After full review of the record, this Court will deny Defendant's motion to vacate judgment of conviction without a hearing.
The Defendant's claims that the grand jury testimony of Adrian Teasley and a newspaper article regarding Detective Wilcox constituted Brady evidence that should have been disclosed prior to trial are unfounded. There is no proof that the evidence is either exculpatory or that the outcome of the trial would have been different had the evidence been disclosed. Additionally, with regards to the newspaper article, there is no proof that this piece of evidence was in the control of the People at or before the time of trial. Finally, Adrian Teasley's previous untrue statements came out at trial, as the witness recanted those statements at that time.
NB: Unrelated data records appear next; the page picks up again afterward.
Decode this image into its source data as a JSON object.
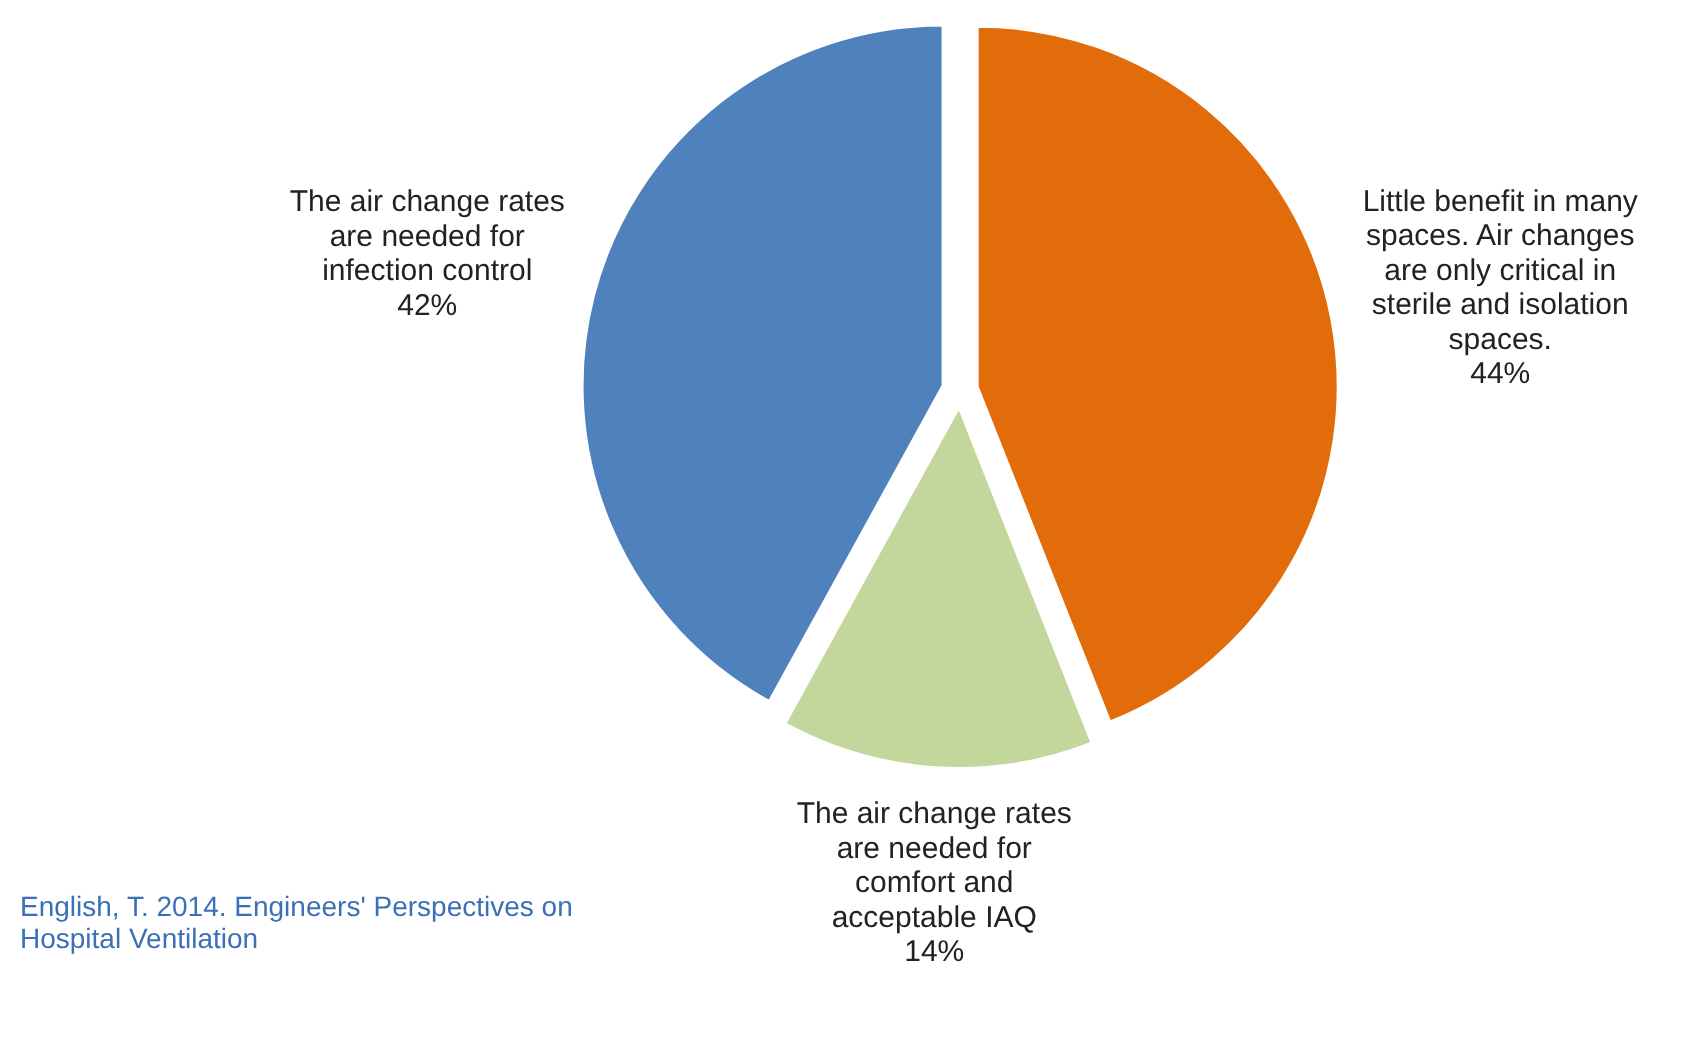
{
  "chart_data": {
    "type": "pie",
    "categories": [
      "Little benefit in many spaces. Air changes are only critical in sterile and isolation spaces.",
      "The air change rates are needed for comfort and acceptable IAQ",
      "The air change rates are needed for infection control"
    ],
    "values": [
      44,
      14,
      42
    ],
    "colors": [
      "#e36c0a",
      "#c3d69b",
      "#4f81bd"
    ],
    "value_labels": [
      "44%",
      "14%",
      "42%"
    ],
    "legend": false,
    "annotations": [
      "English, T. 2014. Engineers' Perspectives on Hospital Ventilation"
    ]
  }
}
The "newly discovered evidence" set forth by Defendant is insufficient to warrant vacating judgment of conviction, as it does not meet the statutory requirements. The evidence of the newspaper articles is insufficient as it is conclusory, unproven hearsay evidence and would be useful only for impeachment purposes. In addition, it is not material to the issue as it was unrelated to the Defendant's trial and there is no proof that had this evidence been introduced at trial, that there would have been a different result. The affidavit of Adrian LaMarche regarding testimony given by Adrian Teasley also fails to constitute "newly discovered evidence." First, these statements were recanted at trial, therefore this evidence was known to Defendant at the trial and is not "newly discovered." Additionally, the affidavit of Ms. LaMarche is based on hearsay evidence that is insufficient to support a CPL § 440.10 motion. See People v. Stevens, 275 A.D.2d 902 (4th Dept. 2000).
Finally, Defendant has failed to show that representation of counsel has risen to the level of a constitutional violation.
All papers, including this Decision and Order, are being returned to the attorney for the People of the State of New York. The signing of this Decision and Order shall not constitute entry or filing under CPLR § 2220. Counsel are not relieved from the applicable provisions of that section respecting filing, entry and notice of entry.